As an A/C unit, the disclosed system continues to operate well beyond the 140°F temperature range, but since an air temperature greater than 140°F is not a condition in which can live humans, further testing was not performed. The 140°F was to just demonstrate the extraordinary range of the system. The same refrigerants in a single system the R410a stopped at 108°F, but the R513a was still working at 140°F. However, the system using the R513a was close to the critical pressure limit of the compressor, and the COP was less than 1.0.
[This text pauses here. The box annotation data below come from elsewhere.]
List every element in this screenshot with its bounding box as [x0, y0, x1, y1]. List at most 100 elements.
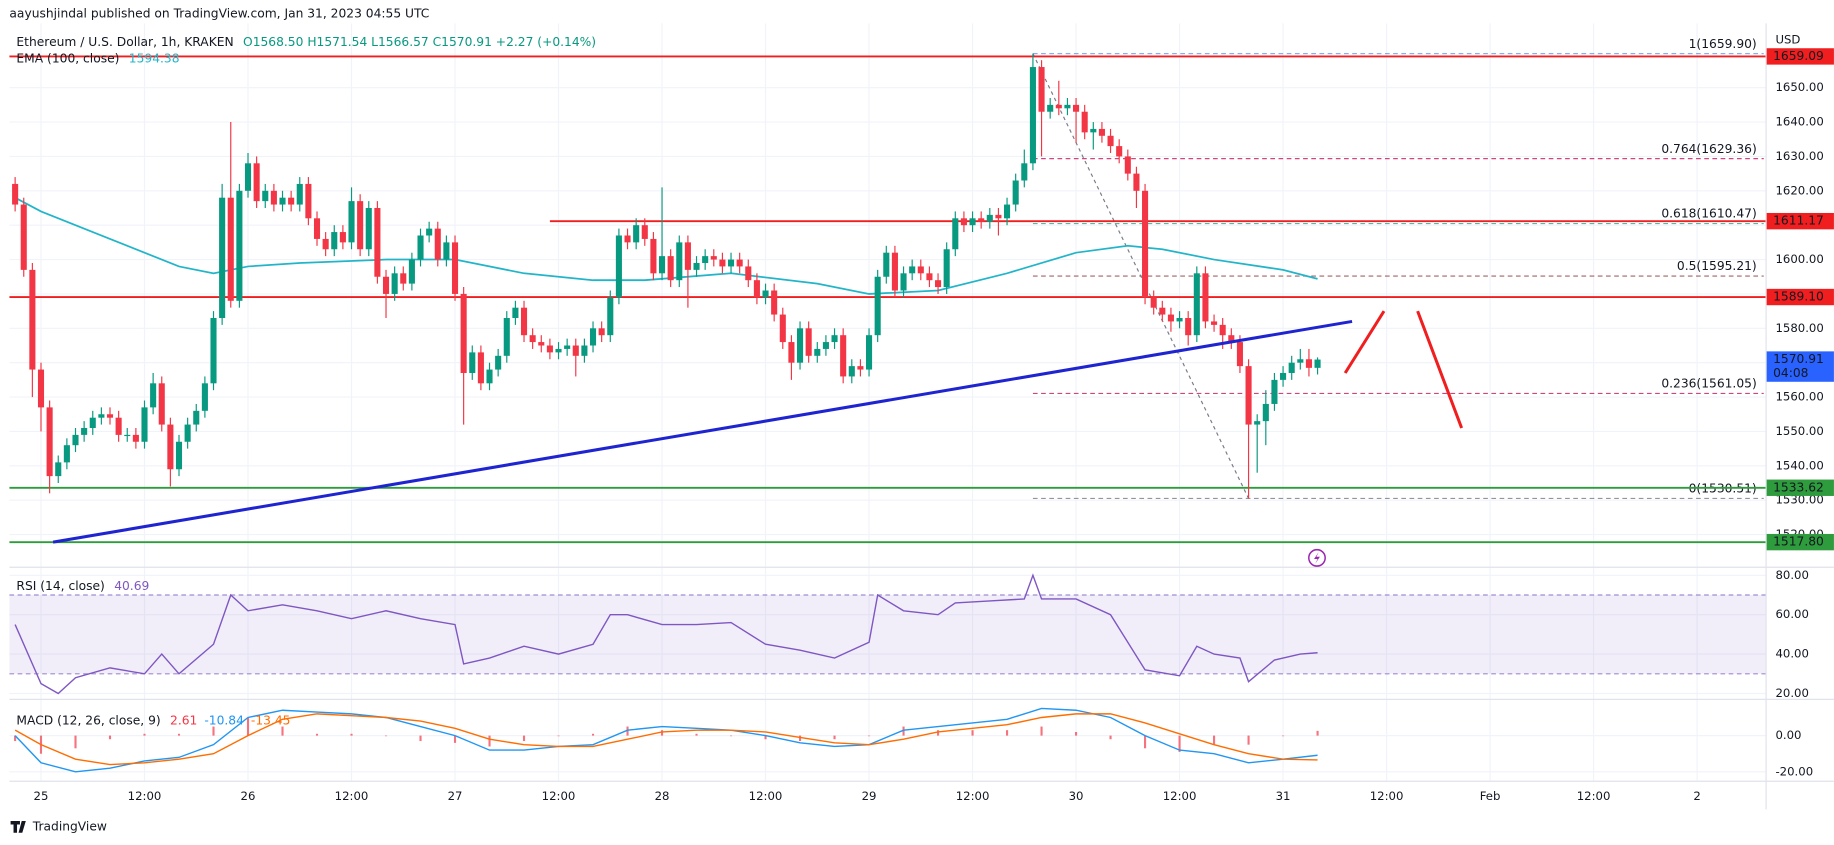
candle-body — [1219, 324, 1226, 336]
candle-body — [702, 256, 709, 263]
candle-body — [1176, 318, 1183, 322]
candle-body — [106, 414, 114, 418]
candle-body — [1142, 190, 1149, 298]
candle-body — [969, 218, 976, 226]
candle-body — [529, 335, 536, 343]
candle-body — [572, 345, 579, 356]
candle-body — [615, 235, 622, 298]
price-tag — [1766, 288, 1834, 306]
candle-body — [883, 252, 890, 277]
macd-histogram-bar — [557, 735, 560, 737]
candle-body — [1116, 146, 1123, 157]
candle-body — [331, 232, 338, 250]
macd-histogram-bar — [1282, 735, 1285, 737]
candle-body — [227, 197, 234, 301]
candle-body — [520, 307, 528, 336]
candle-body — [676, 242, 683, 281]
fib-diagonal — [1032, 53, 1250, 499]
candle-body — [1288, 362, 1295, 374]
candle-body — [1004, 204, 1011, 219]
candle-body — [848, 366, 855, 377]
candle-body — [374, 207, 381, 277]
candle-body — [943, 249, 950, 288]
candle-body — [313, 218, 321, 239]
macd-histogram-bar — [729, 735, 733, 737]
candle-body — [1133, 173, 1140, 191]
candle-body — [305, 183, 312, 219]
footer-brand: TradingView — [32, 819, 107, 833]
candle-body — [805, 328, 812, 356]
macd-legend: MACD (12, 26, close, 9) 2.61 -10.84 -13.45 — [16, 713, 290, 727]
candle-body — [909, 266, 916, 274]
candle-body — [814, 348, 821, 356]
price-tag — [1766, 533, 1834, 551]
macd-histogram-bar — [453, 735, 457, 743]
x-tick-label: 12:00 — [1577, 789, 1611, 803]
candle-body — [538, 342, 545, 346]
candle-body — [1305, 359, 1312, 368]
price-tag-label: 1589.10 — [1773, 290, 1824, 304]
candle-body — [132, 434, 139, 442]
price-tag-label: 1533.62 — [1773, 480, 1824, 494]
x-tick-label: 12:00 — [1163, 789, 1197, 803]
macd-histogram-bar — [143, 733, 146, 736]
candle-body — [503, 318, 510, 356]
candle-body — [641, 225, 648, 239]
candle-body — [1012, 180, 1019, 205]
candle-body — [658, 256, 666, 274]
candle-body — [1202, 273, 1209, 322]
alert-bolt[interactable] — [1314, 552, 1320, 564]
candle-body — [184, 424, 191, 442]
projection-line — [1416, 310, 1464, 429]
candle-body — [1090, 128, 1097, 133]
candle-body — [926, 273, 933, 281]
macd-histogram-bar — [1178, 735, 1181, 752]
candle-body — [978, 218, 985, 222]
price-tag-label: 1611.17 — [1773, 214, 1824, 228]
macd-histogram-bar — [867, 735, 871, 737]
candle-body — [1021, 163, 1028, 181]
macd-histogram-bar — [281, 726, 284, 736]
y-tick-label: 1620.00 — [1775, 183, 1823, 197]
alert-icon[interactable] — [1308, 548, 1326, 567]
signal-line — [14, 713, 1318, 766]
y-tick-label: -20.00 — [1775, 764, 1813, 778]
y-tick-label: 1600.00 — [1775, 252, 1823, 266]
macd-value: -10.84 — [204, 713, 244, 727]
candle-body — [348, 201, 355, 243]
macd-histogram-bar — [1247, 735, 1250, 745]
rsi-name: RSI (14, close) — [16, 578, 104, 592]
last-price-label: 1570.91 — [1773, 352, 1824, 366]
candle-body — [1150, 297, 1157, 308]
macd-histogram-bar — [833, 735, 836, 740]
macd-histogram-bar — [488, 735, 491, 747]
y-tick-label: 40.00 — [1775, 647, 1808, 661]
candle-body — [288, 197, 295, 205]
x-tick-label: 31 — [1276, 789, 1291, 803]
candle-body — [1055, 104, 1062, 109]
candle-body — [736, 259, 743, 267]
candle-body — [1297, 359, 1304, 363]
fib-level-label: 0.618(1610.47) — [1661, 207, 1756, 221]
candle-body — [900, 273, 907, 291]
macd-histogram-bar — [1316, 730, 1319, 736]
x-tick-label: 25 — [34, 789, 49, 803]
candle-body — [72, 434, 79, 446]
candle-body — [1280, 373, 1287, 380]
last-price-tag — [1766, 351, 1834, 382]
candle-body — [244, 163, 252, 191]
candle-body — [434, 228, 441, 260]
candle-body — [417, 235, 424, 260]
candle-body — [624, 235, 631, 243]
candle-body — [667, 256, 674, 281]
fib-level-label: 0.764(1629.36) — [1661, 142, 1756, 156]
candle-body — [917, 266, 924, 274]
x-tick-label: 12:00 — [542, 789, 576, 803]
candle-body — [796, 328, 804, 363]
candle-body — [262, 190, 269, 202]
candle-body — [710, 256, 717, 260]
fib-level-label: 1(1659.90) — [1689, 37, 1757, 51]
candle-body — [779, 314, 786, 343]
Example 2: Comparing multistage HPCs to conventional heat pumps

An environmental chamber was used to measure COP as a function of temperature as the temperature of the environmental chamber was reduced from 70° F to below -20° F. The environmental chamber was filled with brined water to prevent freezing. FIG. 7 shows a comparison of two conventional heat pump systems with a two-stage cascading heat pump system. One of the conventional heat pumps used the refrigerant R410a, and the other conventional heat pump used the refrigerant R513a, while the two-stage cascading heat pump system used R513a in the high temperature HPC and used R410a in the low temperature HPC.

The conventional heat pump system that used the R513a refrigerant ceased operating at about 35° F. It had maximum COP of about 6.3 at about 68° F, but the COP decreased to a COP of about 3.8 at 35° F, where the heat pump ceased to operate.
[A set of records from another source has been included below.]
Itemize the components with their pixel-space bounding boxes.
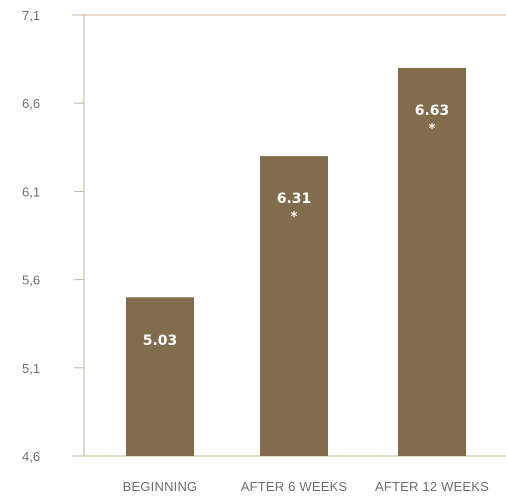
bar-value-label: 6.63	[415, 103, 450, 119]
y-tick-label: 5,1	[22, 361, 40, 376]
significance-marker: *	[429, 122, 436, 137]
y-tick-label: 7,1	[22, 8, 40, 23]
x-category-label: AFTER 12 WEEKS	[375, 479, 489, 494]
bar	[260, 156, 328, 456]
y-tick-label: 4,6	[22, 449, 40, 464]
y-axis-ticks: 4,6 5,1 5,6 6,1 6,6 7,1	[22, 8, 84, 464]
bar-value-label: 6.31	[277, 191, 312, 207]
x-category-label: AFTER 6 WEEKS	[241, 479, 348, 494]
x-category-label: BEGINNING	[123, 479, 198, 494]
y-tick-label: 5,6	[22, 273, 40, 288]
bar	[126, 297, 194, 456]
significance-marker: *	[291, 210, 298, 225]
bars: 5.03 6.31 * 6.63 *	[126, 67, 466, 457]
bar-value-label: 5.03	[143, 333, 178, 349]
x-axis-categories: BEGINNING AFTER 6 WEEKS AFTER 12 WEEKS	[123, 479, 489, 494]
y-tick-label: 6,6	[22, 96, 40, 111]
bar	[398, 67, 466, 457]
y-tick-label: 6,1	[22, 184, 40, 199]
The conventional heat pump system that used the R410a refrigerant ceased operating at about 18° F. It had maximum COP of about 5.2 at about 64° F, but the COP decreased to a COP of about 2.6 at 18° F, where the heat pump ceased to operate. As shown in Figure 7, when operated as a heat pump system, the multistage system outperforms both of the conventional systems when it comes to how cold the “outside” temperature can be while still having an operational system. It should also be noted that not only was the multistage system still operating at a temperature of -20°F, but was operating with a COP of over 5.5 and retained more than 60% of its capacity. The other systems, R410A turn off at 18°F with a COP of 2.5 with a capacity of 45%. Additionally, because of the ability of controlling the Quality of the refrigerant ratio, the cascade system can be adjusted to lower the COP slightly but will retain most of its capacity even at -20°F but with a COP just above 4. This is a testament to the significant advantages and performance of the cascading HPC system. With this system there is no need for a back heating system.
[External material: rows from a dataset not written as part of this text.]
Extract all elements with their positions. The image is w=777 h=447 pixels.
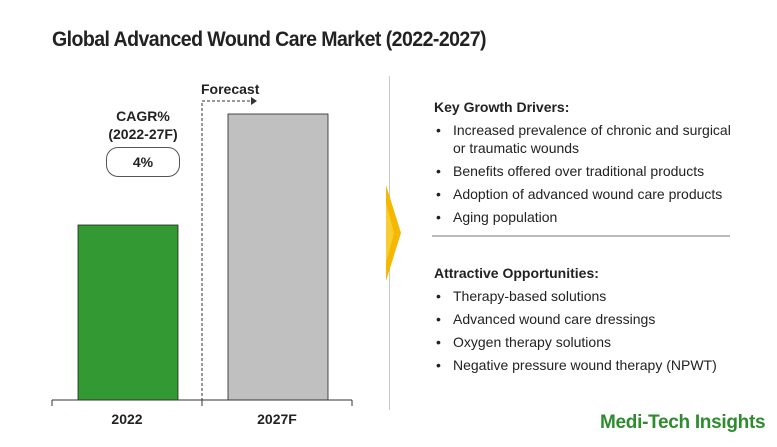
list-item: Benefits offered over traditional produc… — [434, 162, 734, 180]
attractive-opportunities-panel: Attractive Opportunities: Therapy-based … — [434, 265, 734, 379]
bar-chart: 2022 2027F — [51, 97, 353, 427]
list-item: Oxygen therapy solutions — [434, 333, 734, 351]
key-growth-drivers-panel: Key Growth Drivers: Increased prevalence… — [434, 99, 734, 231]
opportunities-list: Therapy-based solutions Advanced wound c… — [434, 287, 734, 374]
cagr-label-text: CAGR% — [116, 108, 170, 124]
arrow-highlight — [386, 203, 394, 263]
list-item: Increased prevalence of chronic and surg… — [434, 121, 734, 157]
list-item: Advanced wound care dressings — [434, 310, 734, 328]
x-tick-label: 2027F — [257, 411, 297, 427]
drivers-list: Increased prevalence of chronic and surg… — [434, 121, 734, 226]
page-title: Global Advanced Wound Care Market (2022-… — [52, 28, 487, 51]
list-item: Therapy-based solutions — [434, 287, 734, 305]
list-item: Adoption of advanced wound care products — [434, 185, 734, 203]
drivers-heading: Key Growth Drivers: — [434, 99, 570, 115]
list-item: Negative pressure wound therapy (NPWT) — [434, 356, 734, 374]
forecast-arrowhead-icon — [251, 97, 257, 105]
cagr-value-badge: 4% — [106, 147, 180, 177]
cagr-label: CAGR% (2022-27F) — [96, 107, 190, 143]
forecast-label: Forecast — [201, 81, 260, 97]
bar-2027F — [227, 113, 329, 401]
x-tick-label: 2022 — [111, 411, 142, 427]
cagr-period-text: (2022-27F) — [108, 126, 178, 142]
opportunities-heading: Attractive Opportunities: — [434, 265, 599, 281]
bar-2022 — [77, 224, 179, 401]
list-item: Aging population — [434, 208, 734, 226]
section-separator — [432, 235, 730, 237]
forecast-bracket — [201, 100, 254, 406]
brand-logo-text: Medi-Tech Insights — [600, 412, 766, 433]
The cooling measurements were terminated because it met the goals of -20°F. However, the actual temperature the system could achieve has been calculated to be -40°F. Furthermore, because the environmental chamber involves brined water, the cascading HPC system could only protect from freezing to -30°F, because when the coil was at -30°F, the brine was still only at -20°F, so brine began to freeze on the coils making the test was no longer valid. The system should be able to operate at air temperatures below -30°F. Additionally, the calculated lower limit of -40°F is the limit of the R-410a refrigerant, not inherent limits of the system. A better refrigerant, e.g., a refrigerant capable of operating below -40°F, or an additional HPC with a matching low temperature refrigerant would significantly improve performance and temperature range.